Under the new requirements, the High Court must now refuse to provide a remedy where it appears “highly likely” that the outcome would not have been substantially different had the relevant conduct not occurred – unless exceptional public interest applies. 

In addition, when considering whether to grant permission to make an application for judicial review, the High Court may (and must if the defendant asks it to) consider whether the outcome would have been substantially different had the relevant conduct not occurred. The Court must refuse permission if it appears highly likely that it would not have been – again, unless exceptional public interest applies.

The above requirements amend and put into statute the existing discretion of the Courts to refuse permission or to provide remedies.


An intervener is a party who voluntarily applies to become involved in a judicial review in the High Court or Court of Appeal.

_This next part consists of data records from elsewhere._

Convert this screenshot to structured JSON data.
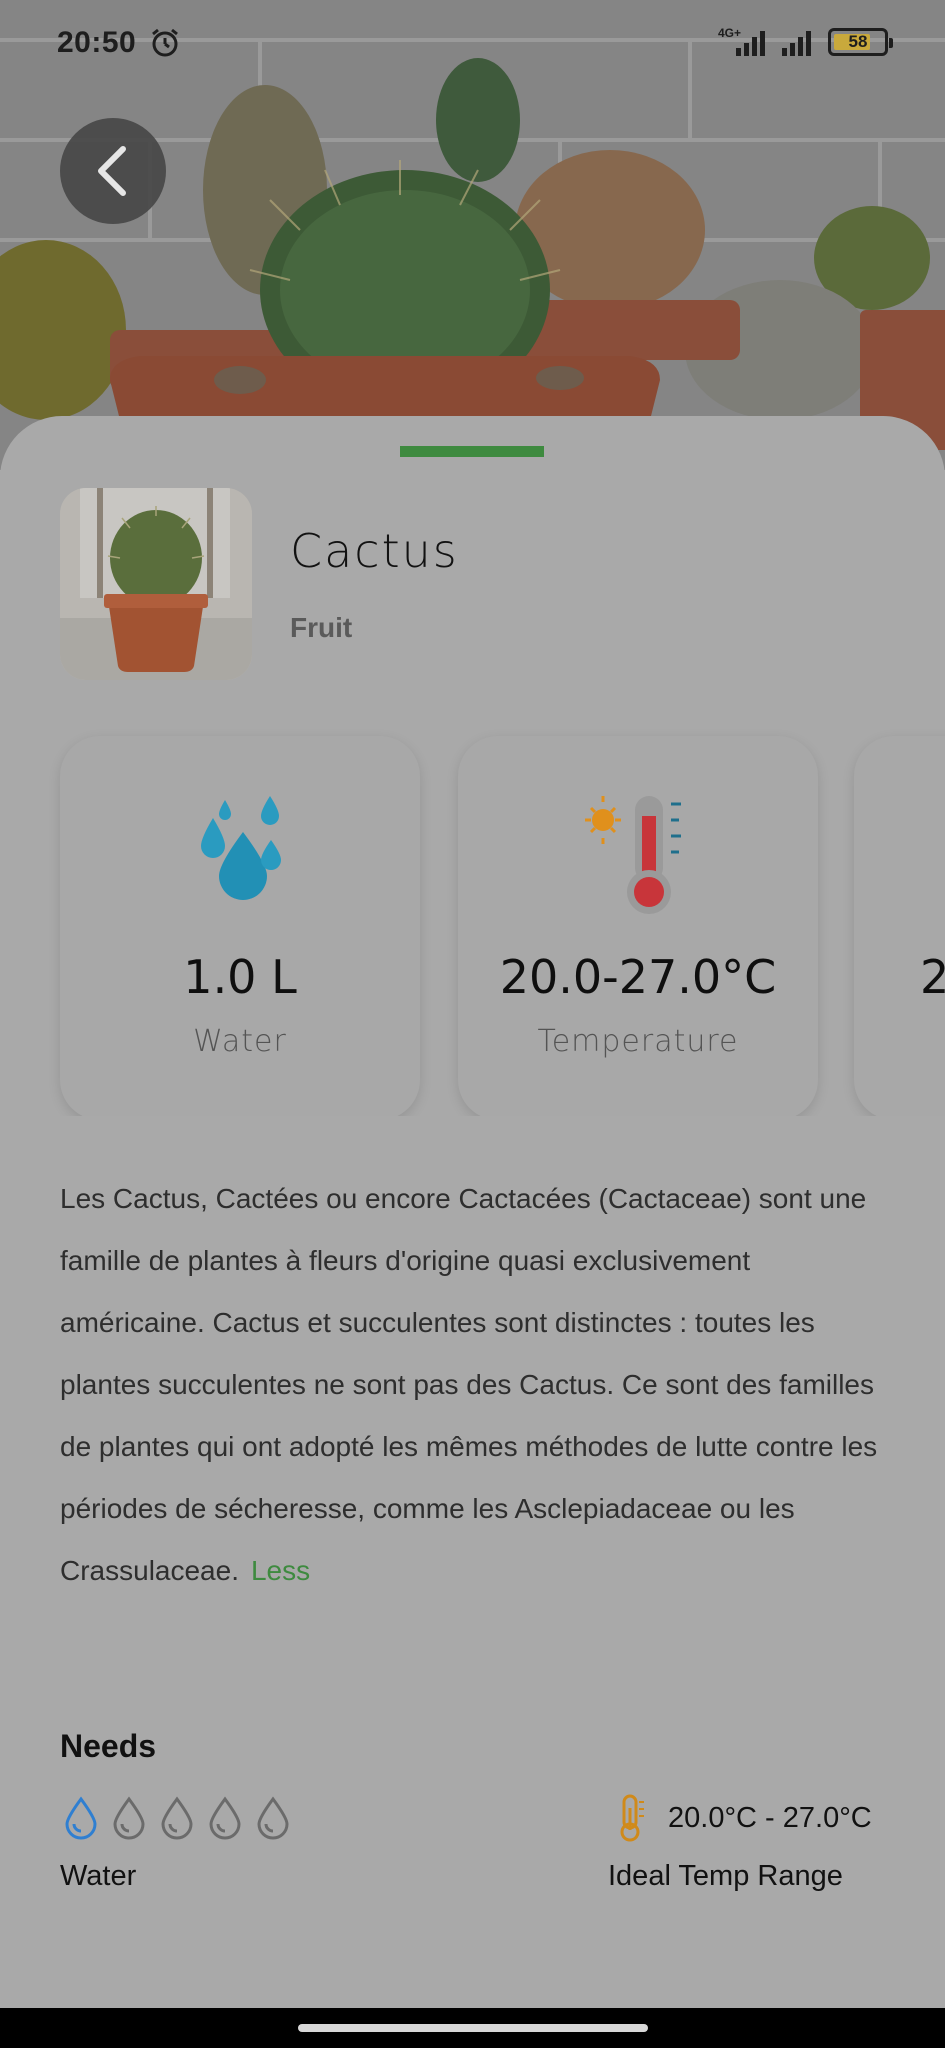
{
  "status_bar": {
    "time": "20:50",
    "network": "4G+",
    "battery": "58"
  },
  "hero": {
    "icon": "cactus-photo",
    "back_icon": "chevron-left-icon"
  },
  "plant": {
    "name": "Cactus",
    "category": "Fruit"
  },
  "stats": [
    {
      "value": "1.0 L",
      "label": "Water",
      "icon": "water-drops-icon"
    },
    {
      "value": "20.0-27.0°C",
      "label": "Temperature",
      "icon": "thermometer-icon"
    },
    {
      "value": "2",
      "label": "",
      "icon": ""
    }
  ],
  "description": {
    "text": "Les Cactus, Cactées ou encore Cactacées (Cactaceae) sont une famille de plantes à fleurs d'origine quasi exclusivement américaine. Cactus et succulentes sont distinctes : toutes les plantes succulentes ne sont pas des Cactus. Ce sont des familles de plantes qui ont adopté les mêmes méthodes de lutte contre les périodes de sécheresse, comme les Asclepiadaceae ou les Crassulaceae.",
    "toggle": "Less"
  },
  "needs": {
    "title": "Needs",
    "water": {
      "label": "Water",
      "level": 1,
      "max": 5
    },
    "temperature": {
      "value": "20.0°C - 27.0°C",
      "label": "Ideal Temp Range"
    }
  },
  "colors": {
    "accent": "#3e8a3f",
    "drop_active": "#2f7fd1",
    "drop_inactive": "#6b6b6b",
    "thermo": "#d08a1a"
  }
}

Under the new requirements, unless exceptional circumstances apply, the presumption is that such interveners should bear their own costs. 

The Court must order the intervener to pay a party’s costs resulting from the intervention if one of the following apply (again save in exceptional circumstances):

  • the intervener has essentially acted as the sole or principal applicant, defendant, appellant or respondent or has behaved unreasonably; or
  • as a whole, the intervener’s evidence and representations have not been of significant assistance to the court or a significant part of such evidence and representations relate to matters which are not necessary for the courts to consider.

Careful thought is required by potential interveners as to the risk of incurring costs before proceeding.


Finally, the challenge periods for certain planning related challenges (including challenges to development consent orders) have been harmonised and now commence from the date after the date of the decision.